The IHRA provides several examples of the types of reasonable accommodations employers can make for covered employees or applicants such as: limits on heavy lifting, assistance with manual labor, light duty, temporary transfers to less strenuous or hazardous positions, access to places to sit, more frequent restroom breaks, time-off to recover from childbirth, leave required by the employee’s pregnancy, childbirth or related conditions, and private break space for breastfeeding and expressing breast milk.
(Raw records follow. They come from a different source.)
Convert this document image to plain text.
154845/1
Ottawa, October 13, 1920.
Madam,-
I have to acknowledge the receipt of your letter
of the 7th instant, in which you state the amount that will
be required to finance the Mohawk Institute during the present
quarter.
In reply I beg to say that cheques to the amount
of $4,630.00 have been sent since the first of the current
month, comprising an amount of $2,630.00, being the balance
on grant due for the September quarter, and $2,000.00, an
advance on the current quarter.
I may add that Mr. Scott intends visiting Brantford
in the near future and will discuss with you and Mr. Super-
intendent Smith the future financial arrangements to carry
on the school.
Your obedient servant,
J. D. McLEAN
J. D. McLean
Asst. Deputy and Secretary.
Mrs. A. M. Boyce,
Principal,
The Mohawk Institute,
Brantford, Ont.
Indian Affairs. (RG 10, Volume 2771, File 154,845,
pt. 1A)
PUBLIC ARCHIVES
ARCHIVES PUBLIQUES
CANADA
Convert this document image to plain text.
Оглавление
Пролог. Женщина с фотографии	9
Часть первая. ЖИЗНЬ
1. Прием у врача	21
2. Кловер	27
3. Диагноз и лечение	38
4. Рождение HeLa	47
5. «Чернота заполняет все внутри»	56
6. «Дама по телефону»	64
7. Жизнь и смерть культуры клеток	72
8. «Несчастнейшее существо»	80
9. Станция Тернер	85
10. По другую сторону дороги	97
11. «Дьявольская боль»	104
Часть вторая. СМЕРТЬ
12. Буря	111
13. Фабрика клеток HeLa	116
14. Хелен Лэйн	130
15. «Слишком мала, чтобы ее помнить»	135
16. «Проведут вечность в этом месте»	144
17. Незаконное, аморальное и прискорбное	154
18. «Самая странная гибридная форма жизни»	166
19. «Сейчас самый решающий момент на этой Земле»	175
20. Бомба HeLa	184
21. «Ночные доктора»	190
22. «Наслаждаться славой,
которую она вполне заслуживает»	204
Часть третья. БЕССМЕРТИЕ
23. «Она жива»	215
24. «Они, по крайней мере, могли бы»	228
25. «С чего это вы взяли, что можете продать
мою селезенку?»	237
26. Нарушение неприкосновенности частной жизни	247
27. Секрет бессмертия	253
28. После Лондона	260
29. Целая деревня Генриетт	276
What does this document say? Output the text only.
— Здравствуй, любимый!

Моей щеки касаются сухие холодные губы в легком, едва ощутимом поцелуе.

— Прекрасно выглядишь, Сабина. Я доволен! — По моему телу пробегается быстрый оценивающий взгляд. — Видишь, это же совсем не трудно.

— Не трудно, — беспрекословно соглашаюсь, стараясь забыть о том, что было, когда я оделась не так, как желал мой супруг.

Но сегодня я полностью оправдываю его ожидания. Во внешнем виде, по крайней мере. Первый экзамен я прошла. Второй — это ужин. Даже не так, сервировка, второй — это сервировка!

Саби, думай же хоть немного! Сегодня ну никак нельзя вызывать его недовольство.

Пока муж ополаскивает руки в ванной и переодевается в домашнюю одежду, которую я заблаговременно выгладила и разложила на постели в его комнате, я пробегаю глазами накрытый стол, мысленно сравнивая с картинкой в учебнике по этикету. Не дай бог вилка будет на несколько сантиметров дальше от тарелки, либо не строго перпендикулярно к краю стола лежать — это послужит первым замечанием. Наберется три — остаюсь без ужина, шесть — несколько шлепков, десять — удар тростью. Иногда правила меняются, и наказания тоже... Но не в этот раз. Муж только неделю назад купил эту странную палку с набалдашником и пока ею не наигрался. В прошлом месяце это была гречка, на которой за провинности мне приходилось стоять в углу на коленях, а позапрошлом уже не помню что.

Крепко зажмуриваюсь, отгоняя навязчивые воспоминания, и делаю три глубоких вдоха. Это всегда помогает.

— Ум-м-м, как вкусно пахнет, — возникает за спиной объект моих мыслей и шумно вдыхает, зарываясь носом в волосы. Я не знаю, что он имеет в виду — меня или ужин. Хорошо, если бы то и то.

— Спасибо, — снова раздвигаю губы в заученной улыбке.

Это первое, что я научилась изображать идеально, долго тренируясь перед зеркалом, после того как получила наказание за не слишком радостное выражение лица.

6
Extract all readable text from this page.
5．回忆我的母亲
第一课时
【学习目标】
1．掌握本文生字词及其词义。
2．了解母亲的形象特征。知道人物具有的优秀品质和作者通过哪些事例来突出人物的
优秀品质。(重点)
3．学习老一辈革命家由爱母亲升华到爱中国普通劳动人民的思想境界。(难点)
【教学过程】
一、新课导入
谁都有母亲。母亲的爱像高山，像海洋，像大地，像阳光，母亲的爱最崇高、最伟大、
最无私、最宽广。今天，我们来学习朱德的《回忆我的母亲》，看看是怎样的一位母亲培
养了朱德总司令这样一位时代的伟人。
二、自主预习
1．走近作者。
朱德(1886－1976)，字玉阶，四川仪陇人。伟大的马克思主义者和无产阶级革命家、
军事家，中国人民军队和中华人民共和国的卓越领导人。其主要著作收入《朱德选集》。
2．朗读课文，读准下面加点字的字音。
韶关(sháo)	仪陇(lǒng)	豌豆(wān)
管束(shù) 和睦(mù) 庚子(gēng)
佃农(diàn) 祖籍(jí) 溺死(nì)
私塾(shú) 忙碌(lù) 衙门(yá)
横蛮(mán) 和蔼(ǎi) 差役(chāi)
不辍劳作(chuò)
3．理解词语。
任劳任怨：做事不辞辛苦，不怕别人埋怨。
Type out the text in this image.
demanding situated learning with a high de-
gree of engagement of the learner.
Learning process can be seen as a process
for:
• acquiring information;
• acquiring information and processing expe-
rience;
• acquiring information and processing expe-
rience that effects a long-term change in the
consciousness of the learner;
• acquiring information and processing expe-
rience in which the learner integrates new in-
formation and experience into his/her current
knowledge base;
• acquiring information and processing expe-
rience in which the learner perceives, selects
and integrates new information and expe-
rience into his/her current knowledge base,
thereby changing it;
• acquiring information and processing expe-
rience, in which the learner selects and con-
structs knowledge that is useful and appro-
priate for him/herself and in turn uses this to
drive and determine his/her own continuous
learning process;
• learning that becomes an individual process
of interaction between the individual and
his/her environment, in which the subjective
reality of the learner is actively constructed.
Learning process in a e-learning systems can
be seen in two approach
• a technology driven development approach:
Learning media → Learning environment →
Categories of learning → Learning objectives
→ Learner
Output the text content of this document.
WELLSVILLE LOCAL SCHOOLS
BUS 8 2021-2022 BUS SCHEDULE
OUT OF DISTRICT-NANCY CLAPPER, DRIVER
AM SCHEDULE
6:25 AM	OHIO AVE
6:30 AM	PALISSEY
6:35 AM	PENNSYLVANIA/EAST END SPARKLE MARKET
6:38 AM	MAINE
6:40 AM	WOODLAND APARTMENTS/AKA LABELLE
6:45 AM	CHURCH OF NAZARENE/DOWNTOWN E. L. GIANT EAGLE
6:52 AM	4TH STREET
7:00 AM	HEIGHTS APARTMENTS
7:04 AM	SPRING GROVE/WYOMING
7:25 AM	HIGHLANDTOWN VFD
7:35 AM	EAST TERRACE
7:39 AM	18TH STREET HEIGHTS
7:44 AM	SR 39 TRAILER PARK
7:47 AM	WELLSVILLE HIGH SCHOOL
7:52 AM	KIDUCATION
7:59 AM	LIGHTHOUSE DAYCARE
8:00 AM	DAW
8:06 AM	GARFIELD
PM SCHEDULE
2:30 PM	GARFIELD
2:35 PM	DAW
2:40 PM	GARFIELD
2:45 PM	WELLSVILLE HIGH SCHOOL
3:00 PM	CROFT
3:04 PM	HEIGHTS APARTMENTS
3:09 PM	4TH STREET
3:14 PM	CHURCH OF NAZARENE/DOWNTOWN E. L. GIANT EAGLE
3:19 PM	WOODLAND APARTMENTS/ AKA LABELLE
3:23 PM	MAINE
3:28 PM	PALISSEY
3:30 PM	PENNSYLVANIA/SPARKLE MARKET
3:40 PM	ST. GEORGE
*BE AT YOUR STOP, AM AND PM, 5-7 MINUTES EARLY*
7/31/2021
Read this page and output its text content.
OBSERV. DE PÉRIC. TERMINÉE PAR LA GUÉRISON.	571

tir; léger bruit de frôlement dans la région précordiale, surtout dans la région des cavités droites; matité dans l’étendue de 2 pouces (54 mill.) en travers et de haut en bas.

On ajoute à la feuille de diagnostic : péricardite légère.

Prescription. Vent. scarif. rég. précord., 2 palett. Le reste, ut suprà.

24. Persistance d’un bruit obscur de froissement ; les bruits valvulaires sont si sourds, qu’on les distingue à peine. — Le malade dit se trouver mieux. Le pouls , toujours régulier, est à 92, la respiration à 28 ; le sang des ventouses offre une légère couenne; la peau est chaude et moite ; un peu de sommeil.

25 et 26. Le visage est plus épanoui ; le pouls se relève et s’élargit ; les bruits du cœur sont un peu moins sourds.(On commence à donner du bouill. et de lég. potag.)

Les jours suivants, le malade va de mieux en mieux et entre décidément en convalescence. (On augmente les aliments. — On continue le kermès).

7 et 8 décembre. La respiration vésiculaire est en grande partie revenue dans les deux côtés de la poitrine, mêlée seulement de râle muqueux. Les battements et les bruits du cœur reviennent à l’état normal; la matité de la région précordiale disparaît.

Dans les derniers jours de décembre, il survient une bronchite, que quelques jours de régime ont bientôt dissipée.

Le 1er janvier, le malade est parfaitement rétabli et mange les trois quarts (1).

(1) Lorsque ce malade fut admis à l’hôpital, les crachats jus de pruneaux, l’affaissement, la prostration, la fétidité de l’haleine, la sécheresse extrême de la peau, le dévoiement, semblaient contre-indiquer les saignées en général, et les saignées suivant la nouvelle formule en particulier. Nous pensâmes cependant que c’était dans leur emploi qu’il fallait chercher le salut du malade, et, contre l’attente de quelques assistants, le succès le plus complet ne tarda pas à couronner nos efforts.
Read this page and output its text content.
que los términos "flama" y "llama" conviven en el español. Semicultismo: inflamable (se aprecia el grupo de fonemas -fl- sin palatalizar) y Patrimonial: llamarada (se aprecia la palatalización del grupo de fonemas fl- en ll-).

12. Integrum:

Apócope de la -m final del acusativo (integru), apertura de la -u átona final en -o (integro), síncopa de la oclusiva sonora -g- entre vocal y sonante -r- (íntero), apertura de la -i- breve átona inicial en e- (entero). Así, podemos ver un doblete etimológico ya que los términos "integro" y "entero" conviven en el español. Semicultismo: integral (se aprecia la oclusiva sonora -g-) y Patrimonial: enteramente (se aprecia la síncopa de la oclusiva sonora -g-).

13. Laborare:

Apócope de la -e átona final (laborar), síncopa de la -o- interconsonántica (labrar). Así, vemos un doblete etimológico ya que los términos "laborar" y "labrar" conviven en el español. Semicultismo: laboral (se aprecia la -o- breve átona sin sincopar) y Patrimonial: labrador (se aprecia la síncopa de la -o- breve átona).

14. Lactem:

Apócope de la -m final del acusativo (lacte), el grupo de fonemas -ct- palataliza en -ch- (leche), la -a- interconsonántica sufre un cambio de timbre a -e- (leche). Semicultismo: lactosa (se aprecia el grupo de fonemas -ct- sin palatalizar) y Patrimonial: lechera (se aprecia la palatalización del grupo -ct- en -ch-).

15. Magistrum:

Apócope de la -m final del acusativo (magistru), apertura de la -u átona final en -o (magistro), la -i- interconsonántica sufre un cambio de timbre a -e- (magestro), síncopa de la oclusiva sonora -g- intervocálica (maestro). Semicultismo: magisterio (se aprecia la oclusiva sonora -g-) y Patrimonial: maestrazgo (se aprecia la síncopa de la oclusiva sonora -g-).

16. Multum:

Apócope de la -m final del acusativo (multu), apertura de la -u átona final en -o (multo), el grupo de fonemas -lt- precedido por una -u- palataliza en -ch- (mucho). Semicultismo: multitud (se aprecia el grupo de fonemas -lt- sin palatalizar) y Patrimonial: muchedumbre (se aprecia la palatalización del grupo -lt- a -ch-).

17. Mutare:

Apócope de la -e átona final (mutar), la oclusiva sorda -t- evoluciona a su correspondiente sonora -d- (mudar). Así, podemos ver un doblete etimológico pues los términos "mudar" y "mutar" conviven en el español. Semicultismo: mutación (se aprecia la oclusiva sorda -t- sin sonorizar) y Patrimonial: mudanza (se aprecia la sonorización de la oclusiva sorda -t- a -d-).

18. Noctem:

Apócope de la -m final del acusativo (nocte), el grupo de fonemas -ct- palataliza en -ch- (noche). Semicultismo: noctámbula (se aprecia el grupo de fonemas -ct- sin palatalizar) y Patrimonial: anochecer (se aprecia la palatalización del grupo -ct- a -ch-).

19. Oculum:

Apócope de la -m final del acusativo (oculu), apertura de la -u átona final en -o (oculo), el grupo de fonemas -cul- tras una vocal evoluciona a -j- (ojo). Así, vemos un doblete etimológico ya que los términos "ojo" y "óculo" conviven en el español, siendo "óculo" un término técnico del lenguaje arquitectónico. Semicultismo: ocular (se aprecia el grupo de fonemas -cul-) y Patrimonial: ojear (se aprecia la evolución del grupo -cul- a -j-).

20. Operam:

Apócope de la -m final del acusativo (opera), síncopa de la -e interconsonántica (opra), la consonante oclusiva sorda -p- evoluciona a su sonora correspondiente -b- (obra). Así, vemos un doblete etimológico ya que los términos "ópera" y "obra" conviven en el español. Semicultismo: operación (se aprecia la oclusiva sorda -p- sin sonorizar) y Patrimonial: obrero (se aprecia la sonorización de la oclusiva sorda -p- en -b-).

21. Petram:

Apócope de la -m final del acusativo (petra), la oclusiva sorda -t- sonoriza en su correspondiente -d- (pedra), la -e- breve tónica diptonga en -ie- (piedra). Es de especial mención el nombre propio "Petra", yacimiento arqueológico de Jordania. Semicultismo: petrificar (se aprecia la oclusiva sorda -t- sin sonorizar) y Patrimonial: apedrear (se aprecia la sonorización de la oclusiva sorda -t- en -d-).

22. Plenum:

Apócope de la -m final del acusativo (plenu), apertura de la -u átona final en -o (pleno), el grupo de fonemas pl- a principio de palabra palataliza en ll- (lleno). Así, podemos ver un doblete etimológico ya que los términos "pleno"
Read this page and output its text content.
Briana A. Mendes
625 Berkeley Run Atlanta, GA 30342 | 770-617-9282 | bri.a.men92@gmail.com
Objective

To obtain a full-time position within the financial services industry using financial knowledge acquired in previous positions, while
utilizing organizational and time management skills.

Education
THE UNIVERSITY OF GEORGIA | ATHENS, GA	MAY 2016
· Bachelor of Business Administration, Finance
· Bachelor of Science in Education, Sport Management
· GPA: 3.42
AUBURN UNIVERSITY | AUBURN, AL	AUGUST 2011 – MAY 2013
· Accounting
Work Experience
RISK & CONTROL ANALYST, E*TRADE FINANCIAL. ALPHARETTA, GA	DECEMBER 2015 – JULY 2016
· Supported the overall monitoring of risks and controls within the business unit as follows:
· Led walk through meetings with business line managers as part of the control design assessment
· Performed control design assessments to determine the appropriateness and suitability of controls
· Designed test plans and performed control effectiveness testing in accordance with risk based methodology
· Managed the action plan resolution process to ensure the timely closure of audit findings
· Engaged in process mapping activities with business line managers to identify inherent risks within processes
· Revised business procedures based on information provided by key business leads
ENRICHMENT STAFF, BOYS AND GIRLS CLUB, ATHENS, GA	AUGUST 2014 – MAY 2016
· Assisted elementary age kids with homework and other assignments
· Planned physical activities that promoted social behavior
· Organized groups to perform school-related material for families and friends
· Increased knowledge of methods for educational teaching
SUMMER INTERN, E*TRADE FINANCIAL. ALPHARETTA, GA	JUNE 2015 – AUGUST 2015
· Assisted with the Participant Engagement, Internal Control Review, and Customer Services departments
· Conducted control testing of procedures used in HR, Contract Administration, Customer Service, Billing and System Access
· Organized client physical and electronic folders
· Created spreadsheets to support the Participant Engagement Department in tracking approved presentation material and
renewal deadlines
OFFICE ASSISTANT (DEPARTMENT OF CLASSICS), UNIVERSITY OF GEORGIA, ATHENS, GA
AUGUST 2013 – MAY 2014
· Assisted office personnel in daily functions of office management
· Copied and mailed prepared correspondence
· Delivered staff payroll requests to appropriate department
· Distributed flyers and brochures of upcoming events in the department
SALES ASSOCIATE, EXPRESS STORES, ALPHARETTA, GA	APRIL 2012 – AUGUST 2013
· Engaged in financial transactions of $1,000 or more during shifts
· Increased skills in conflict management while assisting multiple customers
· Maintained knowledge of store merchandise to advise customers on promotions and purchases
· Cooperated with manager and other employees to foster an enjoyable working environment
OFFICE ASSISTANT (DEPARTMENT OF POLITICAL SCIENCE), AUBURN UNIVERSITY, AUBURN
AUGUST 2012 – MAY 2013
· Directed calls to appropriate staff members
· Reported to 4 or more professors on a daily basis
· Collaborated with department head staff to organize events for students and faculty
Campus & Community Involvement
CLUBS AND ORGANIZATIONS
The burden is on the applicant or employee to make the request for an accommodation.

An employer is not required to provide a certain accommodation if it can demonstrate that the accommodation would impose an undue hardship on the “ordinary business of the employer.” Therefore, an employer is not required to create new employment opportunities for pregnant women, discharge or transfer another employee, or promote an unqualified employee unless it does so for other employees who request accommodations.

The factors to be considered in evaluating whether a requested accommodation poses an undue hardship include: (1) the nature and cost of the accommodation; (2) the overall financial resources of, the number of persons employed at, the effect on expenses and resources of and other impacts on the operations of the facility involved; (3) the overall financial resources, the overall number of employees, and the number, type and location of the facilities of the employer involved; and (4) the type of operations of the employer including the composition, structure and function of the workforce of the employer, the geographic separateness, administrative, or fiscal relationship of the facility or facilities in question to the employer. An employer must reinstate an employee affected by pregnancy, childbirth, or medical or common conditions related to pregnancy or childbirth to her original job or to an equivalent position, unless the employer can demonstrate that doing so would impose an undue hardship.

Employers may require an applicant or employee to provide certification from her health care provider concerning the need for the requested reasonable accommodation to the same extent a certification is required for other conditions related to a disability. Similar to the process for accommodating a disability under the Americans with Disabilities Act, the new law requires the parties to engage in a good faith interactive discussion about potential accommodations. The employer may only require the following to include in a medical certification: (1) the medical justification for the requested accommodation; (2) a description of the reasonable accommodation medically advisable; (3) the date the accommodation became advisable; and (4) the probable duration of the reasonable accommodation. The burden to produce the requested documentation rests with the applicant or employee.

Under the new law, an employer cannot require an applicant or employee to accept an accommodation when it was not requested, nor may the employer force the employee to take a leave when another reasonable accommodation is available. The law prohibits retaliation against an applicant or employee because she requested or was provided a reasonable accommodation.

Employers with locations in Illinois should thoroughly review their policies on reasonable accommodation and pregnancy related leave to ensure compliance. Employers with locations outside of Illinois also should become familiar with the state and local laws applicable to their area and update practices and policies in those locations, as needed.

This publication is intended for general information purposes only and does not and is not intended to constitute legal advice. The reader must consult with legal counsel to determine how laws or decisions discussed herein apply to the reader's specific circumstances.